Bernadou’s excellent silent parable of what it’s like to be a woman out in the world follows Canopy from her childhood — symbolically presented as a continual act of nursing with her mother until womanhood, when she is released blindfolded into a magical forest and left with an unknown male to find her own way. Canopy deals with various encounters with male figures, sometimes in context of other female figures vying for interaction with the male, moving from a passive flower man to a poetic musician who attracts a crowd of wild women to a man who steals her face to a playboy on top of a red tree who offers her some escape. Interspersed are interludes between Canopy and her father, filling in more of her childhood, but this time as a struggle between the two of emotional clinging versus betrayal, and a desperate attempt by the father to keep her from growing up. Bernadou packs a lot of psychology in this little book, and even though moments of it are harrowing, and even familiar, still manages to elicits laughs along with a few winces. Her stylized art is retro, lively, and fluid, with reds challenging the blacks and whites, and giving the reader some temperature beyond the pantomime.

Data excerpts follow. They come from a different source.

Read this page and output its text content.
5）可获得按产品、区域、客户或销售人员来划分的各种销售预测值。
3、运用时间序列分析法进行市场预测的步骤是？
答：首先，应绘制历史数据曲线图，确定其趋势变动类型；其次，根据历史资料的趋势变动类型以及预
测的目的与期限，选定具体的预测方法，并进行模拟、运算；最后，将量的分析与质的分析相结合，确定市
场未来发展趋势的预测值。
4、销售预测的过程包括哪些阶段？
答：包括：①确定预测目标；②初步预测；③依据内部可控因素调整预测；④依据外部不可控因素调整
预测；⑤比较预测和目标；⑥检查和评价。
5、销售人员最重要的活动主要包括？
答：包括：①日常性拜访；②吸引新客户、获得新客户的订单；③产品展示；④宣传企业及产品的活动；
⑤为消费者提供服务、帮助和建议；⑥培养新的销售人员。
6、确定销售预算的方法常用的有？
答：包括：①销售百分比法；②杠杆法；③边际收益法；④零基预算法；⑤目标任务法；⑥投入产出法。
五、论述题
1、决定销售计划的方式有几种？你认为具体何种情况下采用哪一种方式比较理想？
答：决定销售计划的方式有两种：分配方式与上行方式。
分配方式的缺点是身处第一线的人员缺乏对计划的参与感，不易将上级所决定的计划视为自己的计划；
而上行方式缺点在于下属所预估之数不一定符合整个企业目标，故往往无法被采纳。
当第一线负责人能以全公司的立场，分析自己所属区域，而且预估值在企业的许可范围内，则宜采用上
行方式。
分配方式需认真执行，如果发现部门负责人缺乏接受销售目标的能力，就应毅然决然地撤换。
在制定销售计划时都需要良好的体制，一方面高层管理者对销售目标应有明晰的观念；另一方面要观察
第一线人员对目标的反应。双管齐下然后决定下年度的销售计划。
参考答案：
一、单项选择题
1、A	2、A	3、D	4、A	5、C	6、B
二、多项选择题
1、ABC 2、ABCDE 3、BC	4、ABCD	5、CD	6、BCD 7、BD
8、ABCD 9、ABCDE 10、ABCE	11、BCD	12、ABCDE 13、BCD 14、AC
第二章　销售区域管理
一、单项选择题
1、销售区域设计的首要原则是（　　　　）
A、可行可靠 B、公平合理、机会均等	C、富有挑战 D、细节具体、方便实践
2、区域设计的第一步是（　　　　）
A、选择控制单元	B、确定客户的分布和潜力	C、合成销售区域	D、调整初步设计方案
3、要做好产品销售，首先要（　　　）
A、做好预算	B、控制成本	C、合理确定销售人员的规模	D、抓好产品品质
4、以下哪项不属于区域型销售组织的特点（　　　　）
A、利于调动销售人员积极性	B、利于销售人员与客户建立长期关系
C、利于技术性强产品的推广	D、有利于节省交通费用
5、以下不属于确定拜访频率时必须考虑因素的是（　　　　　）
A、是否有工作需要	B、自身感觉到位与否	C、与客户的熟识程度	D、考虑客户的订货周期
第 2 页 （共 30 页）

Silent slapstick mixes with violence and dystopian malaise in this futuristic story about a war between two sides at some point in the future and the devastation it causes. There are two companies, the one with the pig head logo and the one with the monkey-like face logo, in a fully-realized, complex futuristic city who are preparing to attack each other from the inside. One is moving forward thanks to some mind-bending newly-captured alien technology that promises stealth and total destruction, while the other is embracing the time-honored killer robot method. All the leaders and bureaucrats and agents swirl around each other in a frantic lead-up to an ultimate battle, and it all comes to life through Varela’s incredibly fluid, inventive word-less storytelling, with hilarious digressions and dark details. Works as a satire on the slavery of corporate culture and on the human tendency to not understand the full implications of the technology it wields, as well as just an excuse to look at some cool gross alien stuff.
Now at five issues, Mendes uses an autobiographical essay by her grandfather as inspiration for this dark story of a rural family stricken with abuse. Opening with the tense birth of Edie, tainted by her father’s violent control of her mother’s life, which forces her mother to separate from her family, isolated and terrorized by Edie’s father. Mendes captures Edie’s childhood by focusing on Edie’s free range life with the other kids, which include several naughty and fun capers, as well as some heartbreaking moments, with the darkness of the parents’ marriage like a fog that surrounds Edie’s being and occasionally threatens to fill it up. Mendes’ strength is always with her well-rounded depiction of children and while the depth of the children’s experience is so well-presented that the adult motivations remain mysterious in that context, it makes for a pure experience that mirrors a kid’s in dysfunctional situations— your life is painted with a brush that you can barely see, and rarely comprehend the movement of, but at times you can turn away from and lose yourself in growing up.